Мгновенная, раскалывающая голову боль — и все звуки исчезли.
Глава 16
Амалия Викторовна Федоренкова изволили пробудиться в самом распрекраснейшем расположении духа.
Нет, чисто физически мадам разлепила глазоньки в своей двуспальной кровати, но это было расположение тела, а вот дух в отличие от вечернего состояния переливался всеми оттенками… Не радуги, конечно, что за романтическая ерунда!
Мерилом прекрасного для Амалии Викторовны всегда были, есть и будут искрящиеся грани бриллиантов.
Они и мерцали сейчас перед мысленным взором разнежившейся особи, по рождению принадлежавшей
А мысленный взор особи между тем пресытился созерцанием драгоценностей и решил поразвлечься фантазиями, где главным действующим лицом (и не только лицом) был юный и нежный Саша Смирнов.
Больными и насквозь гнилыми фантазиями нравственного мутанта, которых в последнее время становится все больше.
Имя им — легион.
«Фантазировала» Амалия Викторовна и раньше, у нее в прикроватной тумбочке для этого лежал соответствующий прибор. Но впервые за долгое время объект фантазий был в полной ее власти, и особь могла воплотить мысли наяву.

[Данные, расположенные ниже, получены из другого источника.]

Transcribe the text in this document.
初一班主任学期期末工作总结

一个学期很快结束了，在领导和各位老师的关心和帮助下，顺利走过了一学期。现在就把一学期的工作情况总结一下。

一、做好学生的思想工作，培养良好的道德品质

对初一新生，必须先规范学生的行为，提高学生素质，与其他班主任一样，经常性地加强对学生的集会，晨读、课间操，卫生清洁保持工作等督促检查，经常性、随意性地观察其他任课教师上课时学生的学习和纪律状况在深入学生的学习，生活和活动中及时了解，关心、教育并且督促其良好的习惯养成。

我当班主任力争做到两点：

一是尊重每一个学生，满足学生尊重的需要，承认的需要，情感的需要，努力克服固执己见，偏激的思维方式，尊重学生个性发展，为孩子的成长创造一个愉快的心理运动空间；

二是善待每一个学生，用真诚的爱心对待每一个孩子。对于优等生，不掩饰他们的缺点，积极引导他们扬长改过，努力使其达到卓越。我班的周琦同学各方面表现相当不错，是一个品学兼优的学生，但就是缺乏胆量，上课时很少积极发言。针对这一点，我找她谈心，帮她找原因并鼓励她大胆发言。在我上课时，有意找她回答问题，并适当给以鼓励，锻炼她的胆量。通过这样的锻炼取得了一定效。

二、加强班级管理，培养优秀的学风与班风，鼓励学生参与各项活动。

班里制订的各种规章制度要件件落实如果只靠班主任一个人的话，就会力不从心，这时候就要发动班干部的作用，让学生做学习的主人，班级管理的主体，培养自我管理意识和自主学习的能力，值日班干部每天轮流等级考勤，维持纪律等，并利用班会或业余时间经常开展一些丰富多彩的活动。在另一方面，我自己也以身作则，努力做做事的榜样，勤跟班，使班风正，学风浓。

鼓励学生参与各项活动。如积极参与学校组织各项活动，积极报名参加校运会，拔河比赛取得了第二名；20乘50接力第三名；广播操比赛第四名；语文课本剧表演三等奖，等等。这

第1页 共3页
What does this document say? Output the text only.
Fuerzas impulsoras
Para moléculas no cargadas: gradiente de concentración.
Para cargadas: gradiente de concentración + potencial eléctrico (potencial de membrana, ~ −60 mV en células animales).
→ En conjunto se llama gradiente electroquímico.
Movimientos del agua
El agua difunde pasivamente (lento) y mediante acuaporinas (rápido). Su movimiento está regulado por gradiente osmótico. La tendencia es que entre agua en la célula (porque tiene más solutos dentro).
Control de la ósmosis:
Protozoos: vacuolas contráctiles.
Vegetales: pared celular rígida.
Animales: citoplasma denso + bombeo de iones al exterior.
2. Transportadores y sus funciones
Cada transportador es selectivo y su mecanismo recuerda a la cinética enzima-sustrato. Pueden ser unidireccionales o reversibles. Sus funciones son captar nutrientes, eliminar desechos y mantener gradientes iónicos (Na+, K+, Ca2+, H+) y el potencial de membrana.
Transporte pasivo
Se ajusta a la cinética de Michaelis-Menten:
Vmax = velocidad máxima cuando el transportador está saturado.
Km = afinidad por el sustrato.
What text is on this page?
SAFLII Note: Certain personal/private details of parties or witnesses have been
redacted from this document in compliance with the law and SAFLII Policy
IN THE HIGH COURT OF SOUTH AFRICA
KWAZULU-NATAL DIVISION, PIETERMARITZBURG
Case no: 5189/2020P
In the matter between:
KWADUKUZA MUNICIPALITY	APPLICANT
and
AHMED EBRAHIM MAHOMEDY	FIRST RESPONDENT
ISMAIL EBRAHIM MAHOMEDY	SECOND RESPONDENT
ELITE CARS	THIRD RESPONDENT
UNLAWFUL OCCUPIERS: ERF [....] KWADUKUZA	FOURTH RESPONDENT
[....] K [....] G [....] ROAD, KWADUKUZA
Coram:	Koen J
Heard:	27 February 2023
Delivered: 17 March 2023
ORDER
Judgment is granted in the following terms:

И совсем скоро эта юная плоть придет к ней в кабинет!
Как она раньше не замечала мальчишку?
Потому что он прятался, и в этом ему помогал вонючий самец. И не менее вонючая самка. И если от самки мадам Федоренкова избавиться, увы, не могла в связи с несомненной полезностью и, более того, необходимостью квалифицированного врача-хирурга, то от Владимира свет Игоревича — без проблем! Его на время вполне сможет заменить кто-либо из людей Рафикова.
Главное, чтобы никто из этих людей не узнал, куда исчезнет их бывший коллега. Вряд ли им понравится перспектива самим стать набором донорских органов. Каждый из членов команды имеет жирненький счет в одном из банков офшорных зон и строит планы на будущую безбедную жизнь в каком-нибудь скромном бунгало метров эдак триста квадратных. И вдруг вместо бунгало — емкость с кислотой!
Владимир Игоревич просто уволится и срочно уедет, по семейным обстоятельствам.
Все, хватит фантазировать, впереди — довольно напряженный рабочий день. Надо запустить испытания нового антибиотика, подготовить документы на «усыновление» этого бестолкового карлика. Жил бы еще, дурачок, если бы не поторопился. Папу с мамой захотел! Да кому вы нужны, уроды!
Впрочем, кое-что полезное Георгий Кипиани в своей никчемной жизни все-таки сделал, прежде чем стать подопытным кроликом. Обратил ее внимание на невидимку. Бывшего невидимку.
На Сашу Смирнова.
Особь гибко поднялась с кровати и, приподнявшись на цыпочки, потянулась всем своим холеным безупречным телом. Она всегда, в любое время года, спала обнаженной. В постели одежда ей мешала.
Да и где вы видели гиену в пеньюаре?
Через полчаса Амалия Викторовна Федоренкова, безупречно накрашенная и причесанная, вкушала кофе со свежей булочкой у себя в кабинете. Директор детского дома никогда не ела вместе с остальными. Во-первых, у нее было персональное меню, а во-вторых, сидеть за одним столом со всяким быдлом? Фу, гадость какая!
Закончив утреннюю трапезу, особь взглянула на усыпанные бриллиантами часики и возмущенно подняла брови. Где мальчишки? Она ведь вчера вечером специально зашла в их комнату и велела этому сияющему от счастья дурачку сразу после завтрака явиться вместе со Смирновым к ней в кабинет! Завтрак у биомассы вот уже полчаса как закончился, а их все нет!
Или под дверью топчутся, болваны, не решаясь войти?
До чего же неудобно все-таки без секретаря, сейчас нажала бы кнопочку внутренней связи и поинтересовалась обстановкой. А так придется все делать самой.